Thermocouples are among the easiest temperature sensors to use and obtain and are widely used in science and industry. They are based on the Seebeck Effect or Thermoelectric Effect that occurs in electrical conductors that experience a temperature gradient along their length.
They are “simple”, rugged, need no batteries, measure over very wide temperature ranges and more. They have their quirks, too, like everything else.
The solution to thermocouple uses and problems lies in the details of a given application.
Have a read through, click on the key topics below to get more detail about the thermocouple (TC), how it works, color codes, recommended use limits and thermocouple standards.
There is a link to an excellent article on how they work and notes on using thermocouples from a well-known expert on them – click here.
Don’t forget to check our temperature references pages for the many additional publications that provide a wealth of information on the theory and application of these very popular and rugged temperature sensors.

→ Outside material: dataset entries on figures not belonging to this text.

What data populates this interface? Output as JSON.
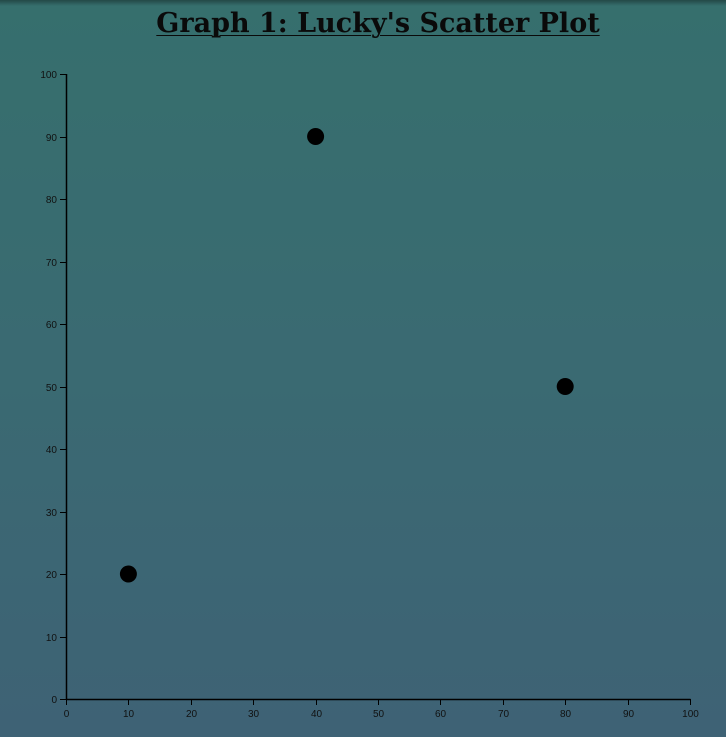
{
  "chart_data": {
    "type": "scatter",
    "title": "Graph 1: Lucky's Scatter Plot",
    "xlabel": "",
    "ylabel": "",
    "xlim": [
      0,
      100
    ],
    "ylim": [
      0,
      100
    ],
    "x_ticks": [
      0,
      10,
      20,
      30,
      40,
      50,
      60,
      70,
      80,
      90,
      100
    ],
    "y_ticks": [
      0,
      10,
      20,
      30,
      40,
      50,
      60,
      70,
      80,
      90,
      100
    ],
    "grid": false,
    "points": [
      {
        "x": 10,
        "y": 20
      },
      {
        "x": 40,
        "y": 90
      },
      {
        "x": 80,
        "y": 50
      }
    ],
    "point_color": "#000000",
    "axis_color": "#000000",
    "title_color": "#0a0a0a"
  }
}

The applications are where the seasoned TC user and the novice part company and the one with know-how usually achieves the desired result. If all else fails to impress you to be thorough and careful with thermocouples, consider these few facts:
1. Thermocouples measure their own temperature. You must infer the temperature of the object of interest by being certain there is no heat flow between them when you take the measurement.

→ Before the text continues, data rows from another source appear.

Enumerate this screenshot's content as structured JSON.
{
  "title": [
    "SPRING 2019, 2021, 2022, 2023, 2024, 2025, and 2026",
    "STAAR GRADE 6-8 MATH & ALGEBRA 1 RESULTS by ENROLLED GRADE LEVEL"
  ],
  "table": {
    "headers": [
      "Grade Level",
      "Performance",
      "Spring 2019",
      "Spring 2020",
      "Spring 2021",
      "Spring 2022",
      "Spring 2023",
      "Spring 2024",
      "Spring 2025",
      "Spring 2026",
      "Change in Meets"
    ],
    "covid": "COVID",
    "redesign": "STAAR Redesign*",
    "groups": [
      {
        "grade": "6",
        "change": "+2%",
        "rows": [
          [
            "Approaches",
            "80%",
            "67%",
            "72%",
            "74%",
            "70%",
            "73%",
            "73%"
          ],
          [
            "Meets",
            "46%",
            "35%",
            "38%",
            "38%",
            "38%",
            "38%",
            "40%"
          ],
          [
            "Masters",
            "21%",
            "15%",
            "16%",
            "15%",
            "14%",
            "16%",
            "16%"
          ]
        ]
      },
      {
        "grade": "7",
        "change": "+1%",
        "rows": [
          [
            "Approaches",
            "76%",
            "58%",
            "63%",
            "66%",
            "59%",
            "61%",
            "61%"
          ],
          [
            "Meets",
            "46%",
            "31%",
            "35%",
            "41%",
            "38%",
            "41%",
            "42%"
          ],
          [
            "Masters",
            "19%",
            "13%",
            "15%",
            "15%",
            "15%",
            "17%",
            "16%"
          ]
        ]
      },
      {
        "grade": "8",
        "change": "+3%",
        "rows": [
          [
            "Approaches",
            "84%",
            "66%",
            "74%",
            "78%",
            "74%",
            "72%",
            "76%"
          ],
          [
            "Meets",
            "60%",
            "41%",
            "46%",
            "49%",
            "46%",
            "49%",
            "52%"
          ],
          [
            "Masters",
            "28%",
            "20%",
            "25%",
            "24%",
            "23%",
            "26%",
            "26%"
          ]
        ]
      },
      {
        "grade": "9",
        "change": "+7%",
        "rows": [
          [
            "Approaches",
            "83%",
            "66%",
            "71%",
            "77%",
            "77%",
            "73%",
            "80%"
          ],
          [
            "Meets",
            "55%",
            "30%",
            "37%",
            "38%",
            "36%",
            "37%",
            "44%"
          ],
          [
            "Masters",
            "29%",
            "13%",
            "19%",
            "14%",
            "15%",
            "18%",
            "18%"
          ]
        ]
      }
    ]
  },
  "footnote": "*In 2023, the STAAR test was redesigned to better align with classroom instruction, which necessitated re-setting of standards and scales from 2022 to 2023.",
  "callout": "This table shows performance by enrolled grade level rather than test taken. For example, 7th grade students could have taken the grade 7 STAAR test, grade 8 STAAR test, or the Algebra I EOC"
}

That’s easier than it sounds in some cases.
2. Thermocouples can err in reading their own temperature, especially after being used for a while, or if the insulation between the wires loses its resistance due to moisture or thermal conditions, or there are chemical, nuclear radiation or mechanical effects in the immediate surroundings.
3. Beware of electrical hazards using thermocouples. They are electrical conductors and even refractory oxide sheathed models at high temperatures, should they contact a source of electricity, could kill you!

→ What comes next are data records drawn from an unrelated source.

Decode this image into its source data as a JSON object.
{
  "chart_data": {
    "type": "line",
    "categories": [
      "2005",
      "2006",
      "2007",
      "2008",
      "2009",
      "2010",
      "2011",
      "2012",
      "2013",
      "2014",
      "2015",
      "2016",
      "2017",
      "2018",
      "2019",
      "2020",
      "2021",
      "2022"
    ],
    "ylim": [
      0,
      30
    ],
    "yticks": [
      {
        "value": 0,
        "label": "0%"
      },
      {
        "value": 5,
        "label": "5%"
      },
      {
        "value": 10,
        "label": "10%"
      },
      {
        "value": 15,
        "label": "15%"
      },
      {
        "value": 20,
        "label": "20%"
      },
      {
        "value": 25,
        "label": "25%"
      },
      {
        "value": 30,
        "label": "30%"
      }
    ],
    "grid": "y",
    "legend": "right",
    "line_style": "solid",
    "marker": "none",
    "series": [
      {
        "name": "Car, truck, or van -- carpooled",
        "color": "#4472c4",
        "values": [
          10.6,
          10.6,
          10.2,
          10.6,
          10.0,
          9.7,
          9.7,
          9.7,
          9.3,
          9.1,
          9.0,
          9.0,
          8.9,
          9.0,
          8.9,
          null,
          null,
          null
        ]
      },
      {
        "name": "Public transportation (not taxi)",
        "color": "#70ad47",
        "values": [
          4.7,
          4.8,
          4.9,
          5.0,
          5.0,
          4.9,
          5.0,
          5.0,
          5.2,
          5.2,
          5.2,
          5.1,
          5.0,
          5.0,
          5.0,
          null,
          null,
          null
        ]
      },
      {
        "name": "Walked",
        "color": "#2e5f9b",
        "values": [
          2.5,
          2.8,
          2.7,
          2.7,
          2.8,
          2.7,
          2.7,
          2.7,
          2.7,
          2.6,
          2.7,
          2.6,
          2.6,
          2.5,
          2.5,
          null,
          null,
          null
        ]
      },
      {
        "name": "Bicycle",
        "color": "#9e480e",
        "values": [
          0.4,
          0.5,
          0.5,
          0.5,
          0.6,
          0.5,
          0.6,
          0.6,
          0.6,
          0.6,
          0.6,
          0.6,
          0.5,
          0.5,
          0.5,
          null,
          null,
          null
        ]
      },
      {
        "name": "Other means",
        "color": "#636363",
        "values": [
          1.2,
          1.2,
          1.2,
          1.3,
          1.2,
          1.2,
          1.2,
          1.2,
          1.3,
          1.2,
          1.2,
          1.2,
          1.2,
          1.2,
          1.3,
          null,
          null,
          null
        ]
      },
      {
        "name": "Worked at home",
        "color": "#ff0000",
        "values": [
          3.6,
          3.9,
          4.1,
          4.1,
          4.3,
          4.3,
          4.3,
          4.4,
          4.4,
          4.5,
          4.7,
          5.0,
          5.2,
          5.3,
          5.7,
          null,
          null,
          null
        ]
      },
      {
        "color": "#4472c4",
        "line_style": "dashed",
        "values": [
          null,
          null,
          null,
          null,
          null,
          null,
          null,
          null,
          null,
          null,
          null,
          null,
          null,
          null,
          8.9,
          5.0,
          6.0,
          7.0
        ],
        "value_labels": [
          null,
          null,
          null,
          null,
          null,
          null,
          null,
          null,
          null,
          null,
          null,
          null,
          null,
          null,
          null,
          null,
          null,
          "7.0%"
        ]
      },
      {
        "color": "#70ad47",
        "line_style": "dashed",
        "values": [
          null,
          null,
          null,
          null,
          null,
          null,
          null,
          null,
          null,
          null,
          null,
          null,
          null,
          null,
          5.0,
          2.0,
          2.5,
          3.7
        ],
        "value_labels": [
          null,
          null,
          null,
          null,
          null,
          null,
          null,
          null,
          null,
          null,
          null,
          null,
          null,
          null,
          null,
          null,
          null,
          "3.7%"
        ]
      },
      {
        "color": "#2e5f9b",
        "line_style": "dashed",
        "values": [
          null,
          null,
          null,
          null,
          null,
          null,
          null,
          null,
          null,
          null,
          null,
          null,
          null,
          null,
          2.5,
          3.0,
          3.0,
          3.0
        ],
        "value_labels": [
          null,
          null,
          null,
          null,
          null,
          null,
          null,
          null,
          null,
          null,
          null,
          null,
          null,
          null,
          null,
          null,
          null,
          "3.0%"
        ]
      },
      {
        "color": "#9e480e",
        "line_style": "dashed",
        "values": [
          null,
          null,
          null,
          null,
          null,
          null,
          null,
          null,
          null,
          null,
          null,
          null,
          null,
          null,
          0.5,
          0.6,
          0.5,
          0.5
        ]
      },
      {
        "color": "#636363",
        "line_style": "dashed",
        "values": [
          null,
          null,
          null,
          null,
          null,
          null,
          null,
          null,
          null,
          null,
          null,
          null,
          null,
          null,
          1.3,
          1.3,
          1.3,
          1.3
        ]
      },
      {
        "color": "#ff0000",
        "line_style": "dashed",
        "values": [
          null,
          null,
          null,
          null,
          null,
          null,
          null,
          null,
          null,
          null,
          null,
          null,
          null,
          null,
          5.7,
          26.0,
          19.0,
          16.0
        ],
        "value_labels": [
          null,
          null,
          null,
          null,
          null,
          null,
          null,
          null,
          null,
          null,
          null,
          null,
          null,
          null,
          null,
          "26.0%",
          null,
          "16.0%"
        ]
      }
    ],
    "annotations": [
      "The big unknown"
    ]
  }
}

4. Oh, Yes.Thermocouples DO NOT MEASURE AT THE JUNCTIONS!
They can’t, it is physically impossible to have a temperature gradient at a point. Also, the Electric Field Strength (i.e. volts/meter) at such an impossible condition would be infinite, sufficient to tear the materials apart.
So, if you want to understand TCs better, start with the very basics; learn about the Seebeck Effect and how thermocouples really work!
Also, if you use thermocouples, you need to have some way to interpret their small and non-linear output voltages.
There’s lots of ways to do it, the simplest being a measurement of the output voltage and looking up the value in a table of millivolts dc versus temperature AND correcting for the cooler junction not being at 0 °C, or 32 °F, according to your units inclination.
The high end is to hook the thermocouples up to a modern readout display or a DAQ module plugged into a PC and read away!
However, it is not a fool proof business and there are many subtle things about thermocouples and their uses that have made well-intentioned engineers, who thought they understood them, look like fools.
The hooking up and reading out are most often the easy parts of a measurement.
The selection, installation details and the conditions of use play a big role in obtaining a measurement that is accurate and reliable.
It’s like many measurement subjects, the devil is in the details and “simple” thermocouples have a lot of details!
Their context of use is perhaps the biggest, especially where relatively high temperature-above a few hundred degrees (on anyone’s scale) are the object of measurement.
Above a few thousand degrees, there are a whole range of additional problems.
Thanks for visiting and if you plan to use them, be careful, don’t get fooled by their apparent simplicity. Learn the details, start with the basics (What measurement precision do I need?-Is it realistic for using thermocouples, etc.etc?)
In other words always apply a systematic, measurement engineering approach.